Care Without Carbon (CWC), the trust's ground-breaking sustainability programme, has saved the organisation the equivalent of 252 people’s annual carbon emissions by spending just £1.8m since its launch in 2010/11.
In slashing carbon emissions, Sussex’s largest provider of NHS community services has saved £10m in 10 years - the equivalent of employing 390 additional nurses.
The success is detailed in the fifth annual CWC report, which has been adopted by other NHS providers and shortlisted for the 2020 Health Service Journal Environmental Sustainability Award.
Carbon released by the trust’s 70-building estate, which includes 11 community hospitals, 52 health centres, and seven offices, was reduced by 42% by, for example, buying 100%-renewable energy and using computer software to control essential equipment like ventilation and heating.
And emissions from the trust’s fleet of vehicles is now at a historic low thanks to the use of low-emission vehicles and electric bikes; while a successful engagement campaign has encouraged staff to walk, cycle or use public transport to travel to work.
The rapid adoption of remote working during the COVID-19 pandemic has also reduced carbon emissions related to trust travel.

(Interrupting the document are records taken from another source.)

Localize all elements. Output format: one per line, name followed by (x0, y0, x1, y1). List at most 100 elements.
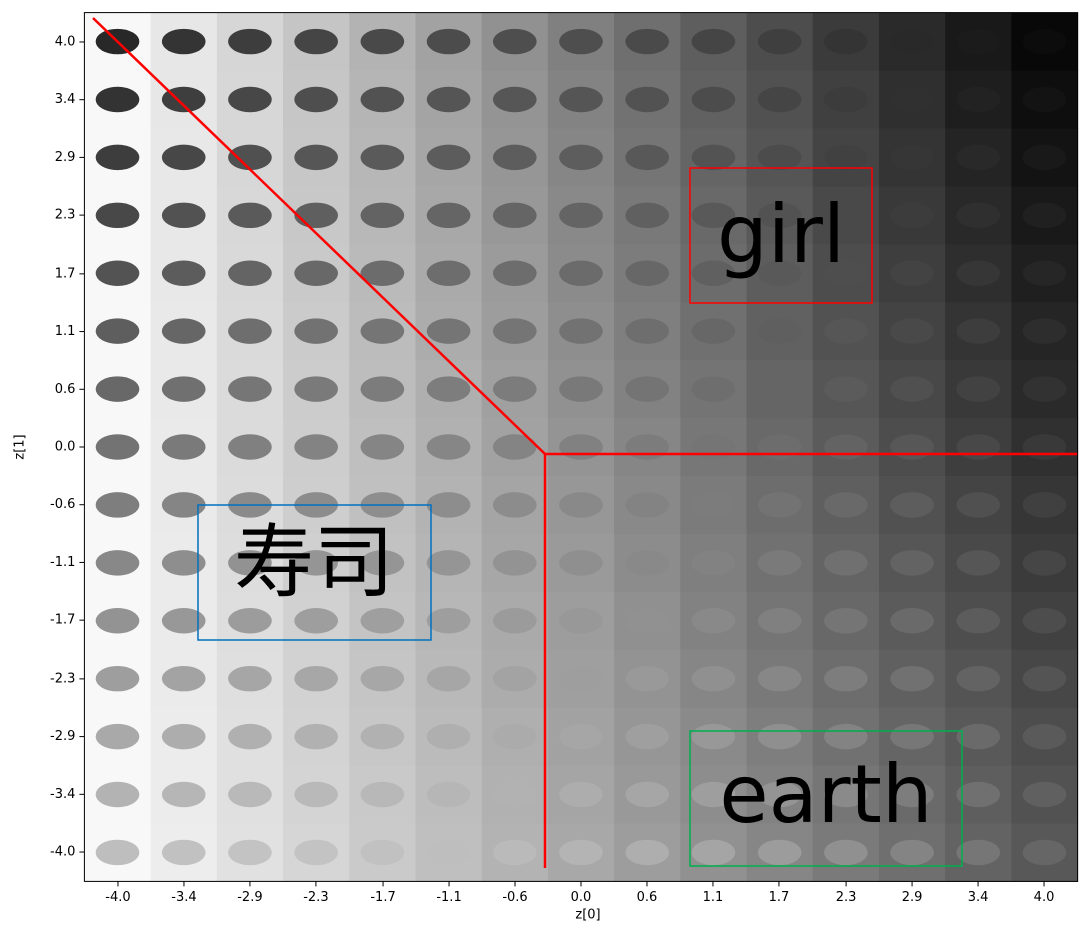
cell-blob (956, 434, 1000, 459)
cell-blob (758, 145, 802, 170)
x-tick-label: 2.3 (836, 890, 857, 905)
x-tick-label: 1.1 (703, 890, 724, 905)
cell-blob (1023, 492, 1067, 517)
cell-blob (228, 666, 272, 691)
x-tick-label: 0.6 (637, 890, 658, 905)
x-tick-label: 1.7 (769, 890, 790, 905)
cell-blob (96, 724, 140, 749)
cell-blob (427, 550, 471, 575)
cell-blob (228, 29, 272, 54)
cell-blob (824, 724, 868, 749)
cell-blob (427, 29, 471, 54)
cell-blob (162, 434, 206, 459)
cell-blob (559, 782, 603, 807)
cell-blob (692, 666, 736, 691)
cell-blob (1023, 840, 1067, 865)
cell-blob (559, 260, 603, 285)
cell-blob (361, 434, 405, 459)
cell-blob (493, 666, 537, 691)
cell-blob (956, 608, 1000, 633)
cell-blob (228, 608, 272, 633)
cell-blob (758, 29, 802, 54)
x-tick-label: -1.1 (436, 890, 461, 905)
cell-blob (824, 29, 868, 54)
cell-blob (758, 492, 802, 517)
y-tick-label: -4.0 (50, 845, 75, 860)
cell-blob (427, 87, 471, 112)
cell-blob (1023, 550, 1067, 575)
cell-blob (427, 145, 471, 170)
cell-blob (824, 376, 868, 401)
cell-blob (956, 492, 1000, 517)
cell-blob (758, 666, 802, 691)
cell-blob (294, 260, 338, 285)
cell-blob (162, 318, 206, 343)
y-tick-label: 1.1 (55, 324, 76, 339)
cell-blob (692, 608, 736, 633)
cell-blob (427, 608, 471, 633)
cell-blob (956, 318, 1000, 343)
cell-blob (824, 840, 868, 865)
cell-blob (96, 608, 140, 633)
cell-blob (692, 840, 736, 865)
cell-blob (758, 318, 802, 343)
cell-blob (493, 260, 537, 285)
cell-blob (824, 87, 868, 112)
cell-blob (956, 724, 1000, 749)
cell-blob (559, 724, 603, 749)
cell-blob (427, 203, 471, 228)
cell-blob (361, 840, 405, 865)
cell-blob (294, 318, 338, 343)
cell-blob (625, 492, 669, 517)
cell-blob (361, 145, 405, 170)
x-tick-label: -1.7 (370, 890, 395, 905)
cell-blob (890, 145, 934, 170)
cell-blob (96, 145, 140, 170)
cell-blob (361, 87, 405, 112)
y-tick-label: -3.4 (50, 787, 75, 802)
cell-blob (890, 318, 934, 343)
y-tick-label: -2.9 (50, 729, 75, 744)
cell-blob (625, 550, 669, 575)
cell-blob (692, 434, 736, 459)
cell-blob (228, 87, 272, 112)
cell-blob (559, 203, 603, 228)
cell-blob (625, 434, 669, 459)
cell-blob (96, 376, 140, 401)
cell-blob (1023, 260, 1067, 285)
cell-blob (162, 608, 206, 633)
cell-blob (559, 318, 603, 343)
cell-blob (692, 550, 736, 575)
cell-blob (692, 724, 736, 749)
cell-blob (96, 87, 140, 112)
cell-blob (162, 840, 206, 865)
cell-blob (625, 608, 669, 633)
cell-blob (493, 29, 537, 54)
cell-blob (559, 145, 603, 170)
cell-blob (559, 840, 603, 865)
y-tick-label: 0.0 (55, 440, 76, 455)
cell-blob (96, 666, 140, 691)
cell-blob (427, 318, 471, 343)
cell-blob (294, 666, 338, 691)
cell-blob (890, 840, 934, 865)
x-tick-label: -3.4 (171, 890, 196, 905)
cell-blob (692, 492, 736, 517)
cell-blob (228, 260, 272, 285)
cell-blob (493, 724, 537, 749)
cell-blob (559, 666, 603, 691)
cell-blob (427, 434, 471, 459)
cell-blob (96, 203, 140, 228)
cell-blob (427, 666, 471, 691)
cell-blob (692, 29, 736, 54)
cell-blob (559, 29, 603, 54)
cell-blob (96, 782, 140, 807)
cell-blob (493, 492, 537, 517)
cell-blob (228, 318, 272, 343)
cell-blob (559, 608, 603, 633)
cell-blob (361, 666, 405, 691)
cell-blob (493, 550, 537, 575)
cell-blob (96, 318, 140, 343)
cell-blob (427, 260, 471, 285)
chart: girl 寿司 earth z[0] z[1] -4.0-3.4-2.9-2.3… (0, 0, 1079, 927)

Cycling to and from work helped Lynne McDonald, a personal assistant at Crawley Hospital, lose nine stone and reverse her diabetes; an Johnny Grimsby, an advanced nurse practitioner at Brighton General Hospital, found it took him only 10 minutes longer than driving and clocked up more than 300 miles in one month.
Some 1,800 staff, or 38% of the total, have also ‘Dared to Care’ by taking a small action of their choice to support wellbeing, environmental improvement, and financial savings.
Other initiatives have included trying to eliminate the use of high-volume single-use plastics and selling items no longer required by the trust on Sussex Police’s eBay account, saving £3,800 in disposal costs and generating £3,600 in income in just four months.
Susie Vernon, associate director of sustainability at the trust, said: “The team is now working on the next CWC strategy to take us to 2025.
“This will include a 51% carbon reduction target, as well as an ambition to meet net-zero carbon by 2040.
“These are tough targets, but we know that a healthy environment supports healthy people, and in meeting these challenging targets we are further supporting the long-term health of our communities.”